You do not need to know what the components are. In fact, coordinate systems would just get in the way here. Instead, focus on the invariant geometrical properties of the vectors. For example, you have concluded (correctly) that the length of vxw is 2. What about the direction?

 

[Lord Popo]

Right. That's not the cross product (which is a vector). That's its magnitude. To find its direction you can use the right hand rule, which you can imagine using either the fingers of your right hand, or a normal right-handed screw (which goes in when turned clockwise and out when turned counterclockwise).

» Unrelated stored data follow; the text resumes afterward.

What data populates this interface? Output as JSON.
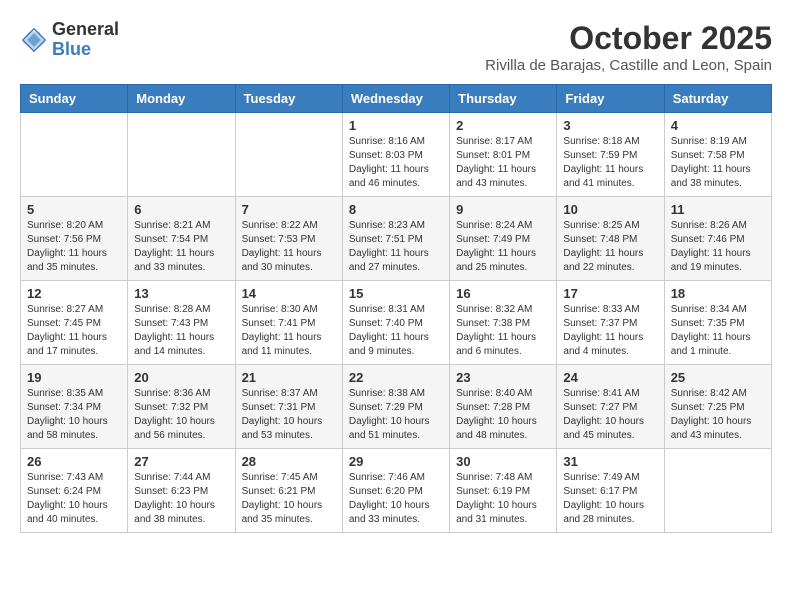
{
  "logo": {
    "general": "General",
    "blue": "Blue"
  },
  "title": "October 2025",
  "subtitle": "Rivilla de Barajas, Castille and Leon, Spain",
  "days_of_week": [
    "Sunday",
    "Monday",
    "Tuesday",
    "Wednesday",
    "Thursday",
    "Friday",
    "Saturday"
  ],
  "weeks": [
    [
      {
        "day": "",
        "info": ""
      },
      {
        "day": "",
        "info": ""
      },
      {
        "day": "",
        "info": ""
      },
      {
        "day": "1",
        "info": "Sunrise: 8:16 AM\nSunset: 8:03 PM\nDaylight: 11 hours and 46 minutes."
      },
      {
        "day": "2",
        "info": "Sunrise: 8:17 AM\nSunset: 8:01 PM\nDaylight: 11 hours and 43 minutes."
      },
      {
        "day": "3",
        "info": "Sunrise: 8:18 AM\nSunset: 7:59 PM\nDaylight: 11 hours and 41 minutes."
      },
      {
        "day": "4",
        "info": "Sunrise: 8:19 AM\nSunset: 7:58 PM\nDaylight: 11 hours and 38 minutes."
      }
    ],
    [
      {
        "day": "5",
        "info": "Sunrise: 8:20 AM\nSunset: 7:56 PM\nDaylight: 11 hours and 35 minutes."
      },
      {
        "day": "6",
        "info": "Sunrise: 8:21 AM\nSunset: 7:54 PM\nDaylight: 11 hours and 33 minutes."
      },
      {
        "day": "7",
        "info": "Sunrise: 8:22 AM\nSunset: 7:53 PM\nDaylight: 11 hours and 30 minutes."
      },
      {
        "day": "8",
        "info": "Sunrise: 8:23 AM\nSunset: 7:51 PM\nDaylight: 11 hours and 27 minutes."
      },
      {
        "day": "9",
        "info": "Sunrise: 8:24 AM\nSunset: 7:49 PM\nDaylight: 11 hours and 25 minutes."
      },
      {
        "day": "10",
        "info": "Sunrise: 8:25 AM\nSunset: 7:48 PM\nDaylight: 11 hours and 22 minutes."
      },
      {
        "day": "11",
        "info": "Sunrise: 8:26 AM\nSunset: 7:46 PM\nDaylight: 11 hours and 19 minutes."
      }
    ],
    [
      {
        "day": "12",
        "info": "Sunrise: 8:27 AM\nSunset: 7:45 PM\nDaylight: 11 hours and 17 minutes."
      },
      {
        "day": "13",
        "info": "Sunrise: 8:28 AM\nSunset: 7:43 PM\nDaylight: 11 hours and 14 minutes."
      },
      {
        "day": "14",
        "info": "Sunrise: 8:30 AM\nSunset: 7:41 PM\nDaylight: 11 hours and 11 minutes."
      },
      {
        "day": "15",
        "info": "Sunrise: 8:31 AM\nSunset: 7:40 PM\nDaylight: 11 hours and 9 minutes."
      },
      {
        "day": "16",
        "info": "Sunrise: 8:32 AM\nSunset: 7:38 PM\nDaylight: 11 hours and 6 minutes."
      },
      {
        "day": "17",
        "info": "Sunrise: 8:33 AM\nSunset: 7:37 PM\nDaylight: 11 hours and 4 minutes."
      },
      {
        "day": "18",
        "info": "Sunrise: 8:34 AM\nSunset: 7:35 PM\nDaylight: 11 hours and 1 minute."
      }
    ],
    [
      {
        "day": "19",
        "info": "Sunrise: 8:35 AM\nSunset: 7:34 PM\nDaylight: 10 hours and 58 minutes."
      },
      {
        "day": "20",
        "info": "Sunrise: 8:36 AM\nSunset: 7:32 PM\nDaylight: 10 hours and 56 minutes."
      },
      {
        "day": "21",
        "info": "Sunrise: 8:37 AM\nSunset: 7:31 PM\nDaylight: 10 hours and 53 minutes."
      },
      {
        "day": "22",
        "info": "Sunrise: 8:38 AM\nSunset: 7:29 PM\nDaylight: 10 hours and 51 minutes."
      },
      {
        "day": "23",
        "info": "Sunrise: 8:40 AM\nSunset: 7:28 PM\nDaylight: 10 hours and 48 minutes."
      },
      {
        "day": "24",
        "info": "Sunrise: 8:41 AM\nSunset: 7:27 PM\nDaylight: 10 hours and 45 minutes."
      },
      {
        "day": "25",
        "info": "Sunrise: 8:42 AM\nSunset: 7:25 PM\nDaylight: 10 hours and 43 minutes."
      }
    ],
    [
      {
        "day": "26",
        "info": "Sunrise: 7:43 AM\nSunset: 6:24 PM\nDaylight: 10 hours and 40 minutes."
      },
      {
        "day": "27",
        "info": "Sunrise: 7:44 AM\nSunset: 6:23 PM\nDaylight: 10 hours and 38 minutes."
      },
      {
        "day": "28",
        "info": "Sunrise: 7:45 AM\nSunset: 6:21 PM\nDaylight: 10 hours and 35 minutes."
      },
      {
        "day": "29",
        "info": "Sunrise: 7:46 AM\nSunset: 6:20 PM\nDaylight: 10 hours and 33 minutes."
      },
      {
        "day": "30",
        "info": "Sunrise: 7:48 AM\nSunset: 6:19 PM\nDaylight: 10 hours and 31 minutes."
      },
      {
        "day": "31",
        "info": "Sunrise: 7:49 AM\nSunset: 6:17 PM\nDaylight: 10 hours and 28 minutes."
      },
      {
        "day": "",
        "info": ""
      }
    ]
  ]
}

v x w is a vector which is perpendicular to both v and w. Because w is directly out of the paper, that's going to be in the plane of the paper (everything in the plane of the paper is perpendicular to w). And it's perpendicular to v. You'll notice that b is perpendicular to v in the plane of the paper. So the cross product points either in the direction of b or the opposite direction, and applying the right-hand rule...

<< Mentor Note -- the end of this reply has been deleted due to a bit too much explicit equation help >>

Hi, thank you for your response. I was wondering how do I know that v and b are perpendicular if the problem doesn't specify that they are? What if the figure was not drawn to scale?

 

[Orodruin]

Generally you don’t. It should be appreciated from the figure in this case. A box to mark the right angle would have helped the figure ...

 

[RPinPA]

They didn't really indicate that v is perpendicular to b and they should have, but the artificial situation of having a multiple-choice answer gives you that clue. It certainly isn't perpendicular to a.

And if it was so badly drawn that the vector they intended as perpendicular didn't look like that at all, then you'd at least have a right to complain about a bad question.